Conservatives have a particular problem with Libertarians and Classical Liberals* who try to sneak into the Republican Party.

In recent interviews, Utah GOP Chairman James Evans suggested that the GOP use PPI-style litmus test to assure ideological purity of Utah Republican Candidates.

PPI refers to the "Personal Priesthood Interviews" that young Mormon men endure to prove their fealty to the LDS political hierarchy. In his interviews, Mr. Evans suggests the PPI litmus test be used specifically to weed out Libertarians who routinely try to sneak on to the Republican side of the ballot.

The events leading up to this suggestion are rather interesting.

Utah has a caucus system. Conservatives have been adept at using the caucus system to control candidates.

The caucus system involves a large number of small meetings to elect delegates. Poorly funded groups can get a slot on the primary if the group is well organized.

Specifically, during the Tea Party, Tea Party radicals were able to get Jason Chaffetz and Mike Lee on the ballot. Even worse, Senator Lee displaced the establishment candidate Senator Bob Bennett.

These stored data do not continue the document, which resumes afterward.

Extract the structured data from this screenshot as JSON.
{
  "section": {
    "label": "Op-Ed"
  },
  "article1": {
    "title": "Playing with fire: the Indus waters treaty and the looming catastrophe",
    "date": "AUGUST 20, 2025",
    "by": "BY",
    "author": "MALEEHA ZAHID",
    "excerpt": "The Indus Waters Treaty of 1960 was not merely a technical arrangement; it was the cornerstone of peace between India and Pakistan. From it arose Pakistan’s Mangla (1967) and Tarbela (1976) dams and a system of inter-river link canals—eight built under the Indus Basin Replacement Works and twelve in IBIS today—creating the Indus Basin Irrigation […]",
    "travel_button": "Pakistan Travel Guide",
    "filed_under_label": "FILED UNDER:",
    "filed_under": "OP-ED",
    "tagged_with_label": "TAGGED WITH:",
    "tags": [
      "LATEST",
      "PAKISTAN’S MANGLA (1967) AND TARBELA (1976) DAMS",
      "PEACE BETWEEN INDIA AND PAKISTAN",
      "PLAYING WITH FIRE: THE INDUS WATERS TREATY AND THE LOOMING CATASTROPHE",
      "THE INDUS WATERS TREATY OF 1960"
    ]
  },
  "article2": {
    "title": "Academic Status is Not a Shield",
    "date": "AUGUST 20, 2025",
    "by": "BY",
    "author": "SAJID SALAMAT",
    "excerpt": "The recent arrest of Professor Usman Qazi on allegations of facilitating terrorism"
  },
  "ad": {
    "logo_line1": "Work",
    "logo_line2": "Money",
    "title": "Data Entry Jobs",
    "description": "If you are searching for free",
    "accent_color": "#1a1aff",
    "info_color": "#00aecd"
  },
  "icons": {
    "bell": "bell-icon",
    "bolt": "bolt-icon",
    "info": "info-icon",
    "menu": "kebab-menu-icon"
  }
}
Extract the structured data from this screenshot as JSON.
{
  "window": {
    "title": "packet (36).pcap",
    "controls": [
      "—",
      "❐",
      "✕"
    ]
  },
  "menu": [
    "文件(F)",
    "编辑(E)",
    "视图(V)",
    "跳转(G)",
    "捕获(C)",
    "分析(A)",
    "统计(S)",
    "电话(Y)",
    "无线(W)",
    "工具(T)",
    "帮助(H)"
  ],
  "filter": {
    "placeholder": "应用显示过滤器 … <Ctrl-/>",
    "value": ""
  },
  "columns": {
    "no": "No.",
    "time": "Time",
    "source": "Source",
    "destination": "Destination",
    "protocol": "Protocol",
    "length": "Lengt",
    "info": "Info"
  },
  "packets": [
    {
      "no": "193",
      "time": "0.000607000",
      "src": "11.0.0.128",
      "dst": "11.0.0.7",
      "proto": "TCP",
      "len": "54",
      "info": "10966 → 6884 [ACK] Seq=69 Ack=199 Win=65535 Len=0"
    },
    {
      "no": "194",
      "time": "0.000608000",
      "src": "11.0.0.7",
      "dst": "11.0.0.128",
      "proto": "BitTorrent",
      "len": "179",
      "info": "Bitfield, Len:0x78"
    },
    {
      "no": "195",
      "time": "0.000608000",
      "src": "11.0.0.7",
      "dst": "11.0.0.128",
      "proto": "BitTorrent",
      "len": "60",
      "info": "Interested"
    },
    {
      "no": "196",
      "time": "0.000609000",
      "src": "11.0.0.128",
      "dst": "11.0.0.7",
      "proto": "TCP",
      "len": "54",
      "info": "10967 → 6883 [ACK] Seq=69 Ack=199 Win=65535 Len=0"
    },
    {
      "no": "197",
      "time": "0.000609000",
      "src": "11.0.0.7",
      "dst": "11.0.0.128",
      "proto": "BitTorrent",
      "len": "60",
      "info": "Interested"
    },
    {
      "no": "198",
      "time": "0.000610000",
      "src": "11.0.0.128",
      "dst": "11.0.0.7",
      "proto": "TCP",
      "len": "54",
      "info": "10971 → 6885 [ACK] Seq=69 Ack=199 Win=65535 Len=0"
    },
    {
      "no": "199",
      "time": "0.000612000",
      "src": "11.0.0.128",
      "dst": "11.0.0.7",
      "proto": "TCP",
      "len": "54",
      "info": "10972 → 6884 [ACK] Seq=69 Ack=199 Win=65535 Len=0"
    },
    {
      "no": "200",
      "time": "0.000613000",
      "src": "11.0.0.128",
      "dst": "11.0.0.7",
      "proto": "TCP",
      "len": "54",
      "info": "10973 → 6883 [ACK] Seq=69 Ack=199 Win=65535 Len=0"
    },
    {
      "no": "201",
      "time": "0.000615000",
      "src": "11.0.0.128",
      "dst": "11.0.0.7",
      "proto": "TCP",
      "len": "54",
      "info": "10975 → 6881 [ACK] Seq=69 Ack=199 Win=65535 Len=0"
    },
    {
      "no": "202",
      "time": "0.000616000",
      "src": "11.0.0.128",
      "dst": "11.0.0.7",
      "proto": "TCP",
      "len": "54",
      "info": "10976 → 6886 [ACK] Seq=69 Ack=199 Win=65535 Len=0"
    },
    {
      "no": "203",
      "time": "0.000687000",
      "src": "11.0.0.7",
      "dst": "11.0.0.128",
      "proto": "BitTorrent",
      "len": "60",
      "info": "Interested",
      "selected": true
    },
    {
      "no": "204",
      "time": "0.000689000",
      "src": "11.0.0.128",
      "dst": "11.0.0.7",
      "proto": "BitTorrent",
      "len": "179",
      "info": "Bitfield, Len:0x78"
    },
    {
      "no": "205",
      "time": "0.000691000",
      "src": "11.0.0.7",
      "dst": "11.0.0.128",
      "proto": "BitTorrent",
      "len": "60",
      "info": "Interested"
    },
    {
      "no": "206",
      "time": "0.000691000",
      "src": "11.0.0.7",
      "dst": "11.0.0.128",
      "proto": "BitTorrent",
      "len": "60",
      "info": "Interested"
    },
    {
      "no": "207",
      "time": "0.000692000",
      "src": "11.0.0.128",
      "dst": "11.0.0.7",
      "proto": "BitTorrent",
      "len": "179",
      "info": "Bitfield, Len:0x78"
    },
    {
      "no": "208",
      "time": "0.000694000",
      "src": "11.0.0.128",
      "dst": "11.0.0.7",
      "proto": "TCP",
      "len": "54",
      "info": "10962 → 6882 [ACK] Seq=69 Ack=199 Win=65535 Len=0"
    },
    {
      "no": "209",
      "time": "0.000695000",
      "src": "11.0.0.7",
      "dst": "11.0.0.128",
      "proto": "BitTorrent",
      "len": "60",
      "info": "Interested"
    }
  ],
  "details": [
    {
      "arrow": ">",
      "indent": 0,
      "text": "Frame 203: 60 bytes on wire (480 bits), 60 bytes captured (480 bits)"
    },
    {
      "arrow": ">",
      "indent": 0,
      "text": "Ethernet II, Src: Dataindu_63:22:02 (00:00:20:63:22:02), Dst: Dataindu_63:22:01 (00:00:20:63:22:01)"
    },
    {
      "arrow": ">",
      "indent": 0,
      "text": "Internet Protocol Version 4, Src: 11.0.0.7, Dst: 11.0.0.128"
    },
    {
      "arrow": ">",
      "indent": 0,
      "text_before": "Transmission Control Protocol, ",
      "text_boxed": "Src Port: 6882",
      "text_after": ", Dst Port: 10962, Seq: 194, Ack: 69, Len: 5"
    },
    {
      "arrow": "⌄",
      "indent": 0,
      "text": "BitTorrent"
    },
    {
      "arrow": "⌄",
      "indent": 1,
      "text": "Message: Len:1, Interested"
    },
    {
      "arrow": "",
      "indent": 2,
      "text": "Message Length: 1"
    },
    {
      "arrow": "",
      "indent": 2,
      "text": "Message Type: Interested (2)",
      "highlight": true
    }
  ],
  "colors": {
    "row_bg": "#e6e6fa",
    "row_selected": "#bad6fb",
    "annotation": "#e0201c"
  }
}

Upset that Tea Party radicals were able to use the caucus system to displace an establishment candidate, the Utah establishment began a campaign to replace the caucus system with a primary system.

The primary system selects candidates by mass ballots. The primary system allows well funded establishment candidates and big media to control who appears on the ballot.

Above all, a primary system could help prevent radical groups like the Tea Party from infiltrating the Republican Party and penetrating it with radical ideals (like those of the US Founders).

Personally, I like the fact that the Tea Party was able to get candidates on the ballot. I delight in the rare occasion when an outsider group is able to take down an incumbent of the establishment.

As for my opinion:

I consider myself a Classical Liberal (which is a close kin to Libertarian). I hate the idea of closed parties that employ litmus tests and ideological filters to assure party purity.

Ironically, the Party of Lincoln was once a classical liberal party. The party was formed from the Whig Party in the 1850s to oppose the Kansas/Nebraska Act which threatened to expand slavery into the Western US. The GOP sought to emancipate the slaves and supported Civil Rights up unto the 1950s.

Classical liberals, who held sway in the GOP during its formation, opposed Jim Crow Laws, poll taxes and literacy tests which were designed to disenfranchise blacks and immigrants.

But that was a long time ago.

The Conservative Movement captured the Republican Party in reaction to Civil Rights Movement.

(Conservatism, as I am sure you all know, was created in 1834 by King William IV and Sir Robert Peel in an attempt to modernize and rebrand the Tory Party as a moderate. Tories were the people who fought against the US Revolution.)

As Conservatism is essentially Toryism rebranded, it does not surprise me to see Conservative Leaders talking about applying ideological filters to lock out free market radicals.

The funny thing is that the PPI ideology filter proposed by James Evans would probably filter out both the US Founders along with Fremont, Lincoln, and the founders of the GOP.

But Conservatives captured the GOP fair and square. It's their party now. If Conservatives want to impose PPI-style filter to lock out Tea Party types ... that's their decision.

Who knows, if Conservatives lock enough people out, we might see the formation of a new party that actually supports the ideals of freedom instead of the laughably corrupt GOP.